Berdasarkan penelitiannya, ia meyakini kesenjangan kepemilikan ini terjadi karena distribusi tanah terkonsentrasi di segelintir elite. Padahal, sebagian besar masyarakat perdesaan masih menggantungkan penghidupannya pada sektor pertanian. 


"Kita dorong pemerintah untuk meningkatkan kesejahteraan para petani," kata Yusuf di Ruang Flamboyan, Hotel Alia Cikini, Menteng, Jakarta Pusat, Kamis, 31 Mei 2018.



Kesejahteraan petani terancam sejak diterbitkannya izin impor sebanyak satu juta ton beras dari Thailand dan Vietnam oleh Kementerian Perdagangan selama 2018. 

Namun, kata dia, kebijakan impor tersebut sangat disesalkan Kementerian Pertanian.
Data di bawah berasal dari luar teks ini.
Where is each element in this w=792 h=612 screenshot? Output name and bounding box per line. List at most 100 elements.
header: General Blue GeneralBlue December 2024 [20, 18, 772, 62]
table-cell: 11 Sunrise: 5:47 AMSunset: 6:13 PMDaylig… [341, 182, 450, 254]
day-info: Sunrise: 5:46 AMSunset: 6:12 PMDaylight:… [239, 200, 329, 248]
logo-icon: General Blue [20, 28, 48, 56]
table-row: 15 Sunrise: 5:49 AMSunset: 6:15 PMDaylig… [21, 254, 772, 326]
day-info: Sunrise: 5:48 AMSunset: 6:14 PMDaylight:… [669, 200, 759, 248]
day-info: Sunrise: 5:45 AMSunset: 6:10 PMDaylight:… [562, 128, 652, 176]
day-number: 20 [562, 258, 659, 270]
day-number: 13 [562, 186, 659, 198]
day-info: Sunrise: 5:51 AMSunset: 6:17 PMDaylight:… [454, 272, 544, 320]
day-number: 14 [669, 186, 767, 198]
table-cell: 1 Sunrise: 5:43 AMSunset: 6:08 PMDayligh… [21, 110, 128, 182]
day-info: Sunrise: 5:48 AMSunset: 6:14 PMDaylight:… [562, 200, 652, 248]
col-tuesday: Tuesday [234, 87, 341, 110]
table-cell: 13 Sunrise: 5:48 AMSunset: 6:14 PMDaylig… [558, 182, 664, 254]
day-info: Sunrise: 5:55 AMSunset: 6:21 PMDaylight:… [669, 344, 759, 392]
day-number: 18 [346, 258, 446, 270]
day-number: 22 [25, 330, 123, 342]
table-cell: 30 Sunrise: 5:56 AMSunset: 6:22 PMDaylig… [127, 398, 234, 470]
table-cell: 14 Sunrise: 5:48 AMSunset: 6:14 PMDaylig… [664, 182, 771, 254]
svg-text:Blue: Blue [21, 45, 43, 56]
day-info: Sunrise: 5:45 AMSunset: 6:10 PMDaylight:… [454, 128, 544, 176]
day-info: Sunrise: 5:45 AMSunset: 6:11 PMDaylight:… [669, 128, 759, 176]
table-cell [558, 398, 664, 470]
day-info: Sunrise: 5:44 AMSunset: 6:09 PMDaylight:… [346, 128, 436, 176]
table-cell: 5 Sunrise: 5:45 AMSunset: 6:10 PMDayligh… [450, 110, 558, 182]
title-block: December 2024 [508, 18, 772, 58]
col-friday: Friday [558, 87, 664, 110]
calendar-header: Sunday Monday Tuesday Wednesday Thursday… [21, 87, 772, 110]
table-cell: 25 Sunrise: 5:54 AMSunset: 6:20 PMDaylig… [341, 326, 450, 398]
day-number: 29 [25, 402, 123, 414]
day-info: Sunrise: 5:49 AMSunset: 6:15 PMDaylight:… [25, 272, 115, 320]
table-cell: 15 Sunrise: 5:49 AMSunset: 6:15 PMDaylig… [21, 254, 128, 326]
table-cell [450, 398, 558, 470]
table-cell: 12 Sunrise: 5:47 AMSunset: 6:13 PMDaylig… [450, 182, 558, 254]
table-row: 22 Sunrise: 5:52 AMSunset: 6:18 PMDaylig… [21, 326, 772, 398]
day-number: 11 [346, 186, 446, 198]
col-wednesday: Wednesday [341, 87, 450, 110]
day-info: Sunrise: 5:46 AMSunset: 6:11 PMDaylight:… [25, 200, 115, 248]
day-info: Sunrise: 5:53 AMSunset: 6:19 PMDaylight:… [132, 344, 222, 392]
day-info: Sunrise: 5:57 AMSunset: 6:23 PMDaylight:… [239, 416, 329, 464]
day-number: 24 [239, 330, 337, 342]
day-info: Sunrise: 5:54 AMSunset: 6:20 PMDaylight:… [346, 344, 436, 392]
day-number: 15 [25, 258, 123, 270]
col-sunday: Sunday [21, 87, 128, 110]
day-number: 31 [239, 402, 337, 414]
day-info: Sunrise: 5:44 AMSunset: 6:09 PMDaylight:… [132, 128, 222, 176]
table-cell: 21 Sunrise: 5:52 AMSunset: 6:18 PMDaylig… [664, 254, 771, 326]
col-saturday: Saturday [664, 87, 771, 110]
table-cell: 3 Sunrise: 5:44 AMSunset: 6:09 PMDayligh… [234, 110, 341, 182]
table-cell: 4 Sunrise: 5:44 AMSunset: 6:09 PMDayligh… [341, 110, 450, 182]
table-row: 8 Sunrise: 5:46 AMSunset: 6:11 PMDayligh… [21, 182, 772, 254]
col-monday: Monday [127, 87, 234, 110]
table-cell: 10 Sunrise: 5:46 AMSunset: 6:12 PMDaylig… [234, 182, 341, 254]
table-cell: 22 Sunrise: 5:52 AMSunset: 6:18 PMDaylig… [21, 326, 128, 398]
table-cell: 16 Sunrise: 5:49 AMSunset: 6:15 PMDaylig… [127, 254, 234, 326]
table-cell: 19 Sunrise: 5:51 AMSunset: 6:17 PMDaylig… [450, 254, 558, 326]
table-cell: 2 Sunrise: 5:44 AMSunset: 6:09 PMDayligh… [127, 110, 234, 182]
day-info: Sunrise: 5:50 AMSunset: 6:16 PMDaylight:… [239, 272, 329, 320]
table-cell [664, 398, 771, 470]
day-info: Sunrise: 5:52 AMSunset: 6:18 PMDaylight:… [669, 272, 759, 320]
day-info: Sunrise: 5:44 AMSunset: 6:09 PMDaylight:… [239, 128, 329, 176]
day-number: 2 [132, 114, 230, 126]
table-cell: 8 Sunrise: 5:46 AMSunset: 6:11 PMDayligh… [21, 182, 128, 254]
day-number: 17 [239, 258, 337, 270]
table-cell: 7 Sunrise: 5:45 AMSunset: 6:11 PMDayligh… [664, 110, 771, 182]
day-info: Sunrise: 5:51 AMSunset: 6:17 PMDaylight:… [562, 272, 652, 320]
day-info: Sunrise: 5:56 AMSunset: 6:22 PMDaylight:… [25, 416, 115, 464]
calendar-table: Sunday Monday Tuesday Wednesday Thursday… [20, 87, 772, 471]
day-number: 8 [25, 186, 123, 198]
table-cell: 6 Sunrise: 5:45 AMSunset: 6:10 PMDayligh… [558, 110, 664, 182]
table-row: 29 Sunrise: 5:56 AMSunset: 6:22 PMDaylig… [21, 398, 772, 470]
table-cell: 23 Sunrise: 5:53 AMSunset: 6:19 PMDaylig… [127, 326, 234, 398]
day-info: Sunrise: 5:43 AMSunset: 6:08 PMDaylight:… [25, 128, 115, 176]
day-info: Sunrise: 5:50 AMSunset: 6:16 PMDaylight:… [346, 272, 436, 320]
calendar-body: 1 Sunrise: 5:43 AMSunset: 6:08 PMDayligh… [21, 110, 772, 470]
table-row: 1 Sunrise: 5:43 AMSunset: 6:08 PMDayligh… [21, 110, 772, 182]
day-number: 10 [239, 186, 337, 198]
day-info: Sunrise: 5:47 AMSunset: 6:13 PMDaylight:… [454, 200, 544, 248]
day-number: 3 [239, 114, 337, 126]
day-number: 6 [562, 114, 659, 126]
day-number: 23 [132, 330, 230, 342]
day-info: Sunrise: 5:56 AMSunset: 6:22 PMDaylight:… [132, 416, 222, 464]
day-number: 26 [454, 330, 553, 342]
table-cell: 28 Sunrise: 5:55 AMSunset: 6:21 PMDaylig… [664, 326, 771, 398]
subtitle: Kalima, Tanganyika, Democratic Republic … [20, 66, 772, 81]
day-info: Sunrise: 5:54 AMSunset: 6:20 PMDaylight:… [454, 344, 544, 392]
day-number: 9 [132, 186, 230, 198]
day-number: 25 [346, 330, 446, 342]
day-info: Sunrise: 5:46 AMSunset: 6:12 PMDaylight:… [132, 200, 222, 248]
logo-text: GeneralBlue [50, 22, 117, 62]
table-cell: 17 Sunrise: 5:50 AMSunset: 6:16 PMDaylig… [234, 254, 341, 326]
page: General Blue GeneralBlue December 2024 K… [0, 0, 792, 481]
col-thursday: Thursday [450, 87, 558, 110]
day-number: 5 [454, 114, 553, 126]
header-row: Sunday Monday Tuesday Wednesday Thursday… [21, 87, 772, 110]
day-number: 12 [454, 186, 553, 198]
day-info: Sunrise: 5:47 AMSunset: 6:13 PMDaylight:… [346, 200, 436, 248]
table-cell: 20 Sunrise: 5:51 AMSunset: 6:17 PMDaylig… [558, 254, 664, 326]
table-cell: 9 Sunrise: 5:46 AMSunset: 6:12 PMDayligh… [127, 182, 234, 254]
Pasalnya, menurut mereka, produksi beras dari petani lokal justru sedang melimpah.

Sementara itu, ia menyebutkan hilangnya rumah tangga (RT) usaha pertanian skala kecil terjadi merata di seluruh Jawa yaitu sekitar 90 persen. Hal itu, kata dia, terlihat dari data penelitian IDEAS, yakni 5,1 juta RT usaha pertanian yang tersisa dalam rentang satu dekade terakhir pada 2003-2013. 

Penurunan jumlah RT usaha pertanian terbesar terjadi di daerah penyangga Jakarta (Jabodetabek). Antara lain Kabupaten Tangerang (-140 ribu RT) dan Kabupaten Bekasi (-119 ribu RT), serta koridor timur Jakarta seperti Kabupaten Karawang (-138 ribu RT), Kabupaten Indramayu (-104 ribu RT), dan Kabupaten Cirebon (-103 ribu RT). 

Selain itu, lanjutnya, penurunan jumlah RT usaha pertanian yang signifikan juga tercatat di kantong-kantong pertanian di Jawa Timur, seperti Kabupaten Jember. Juga di Jawa Tengah seperti Kabupaten Klaten dan Kabupaten Jepara. 

Dalam Undang-Undang Nomor 7 Tahun 1996 tentang Pangan, ketahanan pangan didefinisikan sebagai kondisi terpenuhinya pangan bagi setiap masyarakat yang tecermin dari tersedianya pangan yang cukup. Baik jumlah maupun mutunya, aman, merata, terjangkau, dan berbasis pada keragaman sumber daya lokal. 

"Menurut Bulog, UU Pangan bukan hanya berbicara tentang ketahanan pangan, tapi juga memperjelas dan memperkuat pencapaian ketahanan pangan dengan mewujudkan kedaulatan pangan (food soveregnity), kemandirian pangan (food resilience) dan keamanan pangan (food safety)," pungkas Yusuf.